Pubblicato il da sandro cherenti

    Commento

    di Sandro Montega

     La fabbrica è chiusa in maniera irreversibile. I lavoratori sono sul Rockbus, un vecchio pullman parcheggiato davanti ai cancelli di una ancora più vecchia miniera (anche quella chiusa) e aspettano. C'è chi vorrebbe riconvertire la fabbrica di lana di roccia, ha pronto un progetto, lo ha presentato. Ha raccolto soltanto silenzio, indifferenza. Peggio, diffidenza. I lavoratori frequentano un corso per imparare a bonificare l'ambiente. Il loro obiettivo è l'Igea, un lavoro stabile e sicuro sotto l'ombrello della Regione.
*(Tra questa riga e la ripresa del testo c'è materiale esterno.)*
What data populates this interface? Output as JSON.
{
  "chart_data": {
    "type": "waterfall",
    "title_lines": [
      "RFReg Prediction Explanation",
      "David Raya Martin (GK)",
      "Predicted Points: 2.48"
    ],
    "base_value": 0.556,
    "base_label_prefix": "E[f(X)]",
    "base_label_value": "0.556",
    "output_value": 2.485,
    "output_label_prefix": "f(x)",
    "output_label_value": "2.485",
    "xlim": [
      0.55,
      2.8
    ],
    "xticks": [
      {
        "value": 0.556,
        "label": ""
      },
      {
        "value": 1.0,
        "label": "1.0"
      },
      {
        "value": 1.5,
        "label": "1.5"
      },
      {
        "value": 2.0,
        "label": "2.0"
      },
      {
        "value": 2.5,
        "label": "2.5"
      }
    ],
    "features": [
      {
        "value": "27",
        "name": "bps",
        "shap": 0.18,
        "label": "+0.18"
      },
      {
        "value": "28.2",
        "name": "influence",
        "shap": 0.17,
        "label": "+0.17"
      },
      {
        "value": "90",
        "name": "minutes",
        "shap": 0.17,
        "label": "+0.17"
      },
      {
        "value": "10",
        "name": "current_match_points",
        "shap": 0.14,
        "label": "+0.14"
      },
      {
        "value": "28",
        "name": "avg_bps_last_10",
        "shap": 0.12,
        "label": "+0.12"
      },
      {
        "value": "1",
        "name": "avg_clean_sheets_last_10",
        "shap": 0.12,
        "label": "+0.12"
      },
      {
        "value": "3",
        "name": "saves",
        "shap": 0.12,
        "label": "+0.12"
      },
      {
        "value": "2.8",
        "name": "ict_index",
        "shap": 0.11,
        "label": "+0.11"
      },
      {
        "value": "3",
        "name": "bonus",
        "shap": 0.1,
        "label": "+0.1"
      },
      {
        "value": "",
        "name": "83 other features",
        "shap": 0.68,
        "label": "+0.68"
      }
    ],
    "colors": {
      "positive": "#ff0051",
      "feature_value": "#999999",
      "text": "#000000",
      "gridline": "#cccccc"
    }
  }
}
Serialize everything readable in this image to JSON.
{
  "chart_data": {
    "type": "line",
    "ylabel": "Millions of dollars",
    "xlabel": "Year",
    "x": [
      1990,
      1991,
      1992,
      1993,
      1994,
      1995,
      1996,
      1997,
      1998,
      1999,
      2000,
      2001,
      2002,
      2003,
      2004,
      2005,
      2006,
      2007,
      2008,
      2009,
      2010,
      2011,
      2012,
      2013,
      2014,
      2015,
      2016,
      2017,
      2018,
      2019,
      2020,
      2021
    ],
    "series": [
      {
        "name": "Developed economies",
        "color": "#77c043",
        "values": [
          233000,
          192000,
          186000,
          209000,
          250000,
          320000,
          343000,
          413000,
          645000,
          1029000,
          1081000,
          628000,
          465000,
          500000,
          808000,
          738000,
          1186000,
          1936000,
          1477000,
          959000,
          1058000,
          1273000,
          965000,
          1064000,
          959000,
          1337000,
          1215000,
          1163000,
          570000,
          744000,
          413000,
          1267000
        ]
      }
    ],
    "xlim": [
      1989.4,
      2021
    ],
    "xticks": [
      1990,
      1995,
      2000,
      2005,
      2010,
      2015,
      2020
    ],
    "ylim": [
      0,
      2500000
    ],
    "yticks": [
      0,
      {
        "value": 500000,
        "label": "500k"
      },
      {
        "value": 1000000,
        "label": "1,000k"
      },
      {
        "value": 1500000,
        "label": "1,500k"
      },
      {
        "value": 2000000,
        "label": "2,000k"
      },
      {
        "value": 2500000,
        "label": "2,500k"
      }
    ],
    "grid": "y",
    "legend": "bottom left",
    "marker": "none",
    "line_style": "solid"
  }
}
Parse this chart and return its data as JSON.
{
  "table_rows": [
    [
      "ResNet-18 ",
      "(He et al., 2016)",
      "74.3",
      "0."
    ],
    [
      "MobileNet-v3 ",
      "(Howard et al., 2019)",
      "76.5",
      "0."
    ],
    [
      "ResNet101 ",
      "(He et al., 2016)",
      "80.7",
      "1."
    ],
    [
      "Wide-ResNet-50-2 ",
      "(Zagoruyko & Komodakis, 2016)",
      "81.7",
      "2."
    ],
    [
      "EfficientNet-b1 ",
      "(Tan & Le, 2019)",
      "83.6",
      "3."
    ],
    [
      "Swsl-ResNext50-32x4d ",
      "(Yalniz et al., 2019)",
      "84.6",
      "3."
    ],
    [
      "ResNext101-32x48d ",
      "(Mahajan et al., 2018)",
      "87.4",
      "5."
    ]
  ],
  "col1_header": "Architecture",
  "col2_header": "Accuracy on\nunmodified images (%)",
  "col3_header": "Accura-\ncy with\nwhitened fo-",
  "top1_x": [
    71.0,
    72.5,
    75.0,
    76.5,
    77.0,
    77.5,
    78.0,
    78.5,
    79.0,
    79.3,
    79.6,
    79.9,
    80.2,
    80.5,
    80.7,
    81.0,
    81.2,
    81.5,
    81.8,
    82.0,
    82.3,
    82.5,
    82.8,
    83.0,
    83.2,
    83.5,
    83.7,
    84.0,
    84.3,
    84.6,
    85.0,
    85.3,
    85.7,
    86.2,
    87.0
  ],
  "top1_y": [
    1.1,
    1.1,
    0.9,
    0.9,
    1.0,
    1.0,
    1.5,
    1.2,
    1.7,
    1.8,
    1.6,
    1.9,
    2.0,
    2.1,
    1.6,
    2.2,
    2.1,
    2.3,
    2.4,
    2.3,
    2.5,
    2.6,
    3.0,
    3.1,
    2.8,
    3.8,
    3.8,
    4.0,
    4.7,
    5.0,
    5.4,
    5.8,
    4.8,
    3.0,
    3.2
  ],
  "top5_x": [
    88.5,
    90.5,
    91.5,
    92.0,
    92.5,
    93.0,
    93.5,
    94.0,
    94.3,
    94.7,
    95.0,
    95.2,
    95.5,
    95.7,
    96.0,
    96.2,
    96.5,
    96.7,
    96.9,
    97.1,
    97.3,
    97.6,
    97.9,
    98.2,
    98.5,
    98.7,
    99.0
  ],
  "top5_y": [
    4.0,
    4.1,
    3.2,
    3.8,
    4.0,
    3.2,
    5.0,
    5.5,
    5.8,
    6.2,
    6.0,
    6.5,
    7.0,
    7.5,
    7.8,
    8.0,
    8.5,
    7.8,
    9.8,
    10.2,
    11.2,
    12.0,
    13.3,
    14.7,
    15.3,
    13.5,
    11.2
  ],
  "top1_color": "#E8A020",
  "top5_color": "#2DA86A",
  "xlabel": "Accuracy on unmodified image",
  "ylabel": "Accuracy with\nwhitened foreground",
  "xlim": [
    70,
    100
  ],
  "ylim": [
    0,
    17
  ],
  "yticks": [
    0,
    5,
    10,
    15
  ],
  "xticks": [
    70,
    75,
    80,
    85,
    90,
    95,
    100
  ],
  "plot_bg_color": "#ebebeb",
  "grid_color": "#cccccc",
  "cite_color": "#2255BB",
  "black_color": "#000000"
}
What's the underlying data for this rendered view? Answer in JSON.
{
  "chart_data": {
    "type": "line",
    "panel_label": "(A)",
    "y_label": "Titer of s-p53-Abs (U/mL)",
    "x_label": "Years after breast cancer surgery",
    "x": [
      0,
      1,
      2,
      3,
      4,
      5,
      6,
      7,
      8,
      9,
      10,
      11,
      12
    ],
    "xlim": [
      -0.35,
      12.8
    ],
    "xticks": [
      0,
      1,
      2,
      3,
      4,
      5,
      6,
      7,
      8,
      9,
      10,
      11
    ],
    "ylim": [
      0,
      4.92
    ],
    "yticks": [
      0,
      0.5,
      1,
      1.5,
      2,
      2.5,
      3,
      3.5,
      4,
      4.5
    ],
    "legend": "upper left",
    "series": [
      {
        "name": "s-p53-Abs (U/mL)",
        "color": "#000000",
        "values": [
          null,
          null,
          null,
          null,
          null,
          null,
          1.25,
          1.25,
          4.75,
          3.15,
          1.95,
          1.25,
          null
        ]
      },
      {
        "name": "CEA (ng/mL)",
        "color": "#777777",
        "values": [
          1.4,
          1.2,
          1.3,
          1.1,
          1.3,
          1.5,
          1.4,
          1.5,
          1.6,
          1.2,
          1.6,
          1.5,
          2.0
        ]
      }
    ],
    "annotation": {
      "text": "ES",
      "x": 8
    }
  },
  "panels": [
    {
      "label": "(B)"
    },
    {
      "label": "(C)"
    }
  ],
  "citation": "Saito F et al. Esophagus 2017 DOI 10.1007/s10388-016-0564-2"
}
La nuova fabbrica non sembra interessare nessuno: nessuno bussa alle porte del Palazzo, nessun corteo, nessuna protesta: silenzio. Un dubbio: se anziché Madeddu, l'imprenditore si fosse chiamato Rossi o Brambilla magari le porte si sarebbero aperte e sarebbero stati dispiegati i tappeti rossi. I sardi sono ospitali. Anche con chi prende i soldi e poi scappa.